In fall or winter, guests arrive in the late afternoon or evening. They make their way along a path scattered with red oak leaves. The tea room is warmed by oil lamps and candles, and the fragrance of aloe wood and clove fills the tiny space. The kettle simmers on a sunken hearth near the middle of the room. The guests gather close to watch as the host adds charcoal to the fire.
A light meal of hot soup, rice, grilled fish, and pickles is served on black lacquer trays and ceramic dishes. Sake is poured into shallow red cups. A cedar tray with delicacies from the mountain and the sea is passed. A stacked box filled with truffle-like sweets is left for the guests to eat. They adjourn to the waiting area, where they sit for a moment and enjoy the garden.
When the guests return, they find the tea room changed. In the alcove where the scroll had been there is now a simple flower arrangement in a bamboo vase—a maple branch and a white camellia. The kettle has been joined by objects used for making tea: a ceramic water jar and a small ceramic tea container encased in a silk bag. The mood of the gathering has deepened, and now all are silent.

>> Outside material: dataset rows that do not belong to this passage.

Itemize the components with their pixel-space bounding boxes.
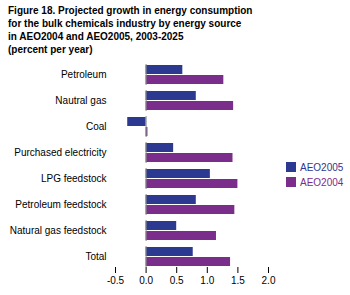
- svg-text:Coal: Coal: [86, 121, 107, 132]
- svg-text:Petroleum feedstock: Petroleum feedstock: [15, 199, 107, 210]
- html-text:AEO2004: AEO2004: [300, 176, 344, 188]
- svg-text:0.0: 0.0: [139, 275, 153, 286]
- svg-text:1.0: 1.0: [200, 275, 214, 286]
- html-text:AEO2005: AEO2005: [300, 161, 344, 173]
- svg-text:1.5: 1.5: [231, 275, 245, 286]
- svg-text:Petroleum: Petroleum: [61, 69, 107, 80]
- html-text:Figure 18. Projected growth in: Figure 18. Projected growth in energy co…: [8, 5, 253, 55]
- svg-text:Total: Total: [85, 251, 106, 262]
- svg-text:Nautral gas: Nautral gas: [55, 95, 106, 106]
- svg-text:-0.5: -0.5: [107, 275, 125, 286]
- svg-text:LPG feedstock: LPG feedstock: [41, 173, 108, 184]
- svg-text:0.5: 0.5: [170, 275, 184, 286]
- svg-text:2.0: 2.0: [262, 275, 276, 286]
- svg-text:Purchased electricity: Purchased electricity: [14, 147, 106, 158]
- svg-text:Natural gas feedstock: Natural gas feedstock: [10, 225, 108, 236]
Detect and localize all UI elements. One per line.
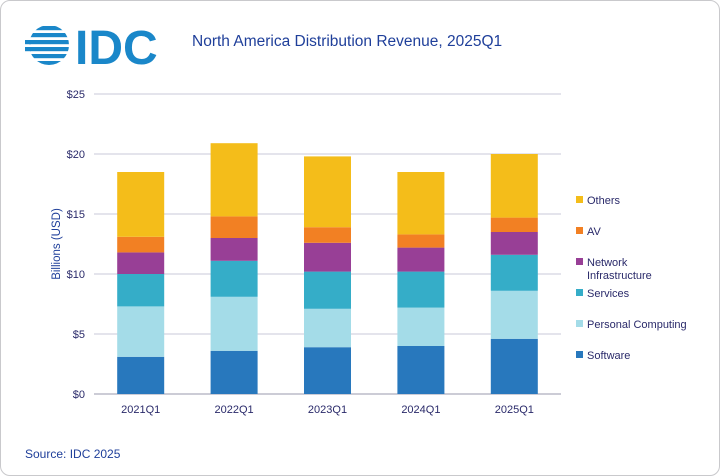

The host enters the room with a single tea bowl. The sound of his feet brushing the tatami mats mingles with the gentle hissing of the kettle. His movements are rhythmic and smooth as he unwraps the tea container from the silk bag, wipes the bowl, scoops in powdered tea, and ladles water from the kettle. Movement to movement, the gestures seamlessly merge as he mixes the tea and water with a small bamboo whisk.
The tea bowl is placed in front of a guest. He picks it up. The rough black ceramic is like a warm stone in his hand, a landscape of emerald green tea inside. All is quiet: the taste of the tea, the company of others, the heart of the host. The words of the scroll still linger in the mind and lead to a deep feeling for things of the moment.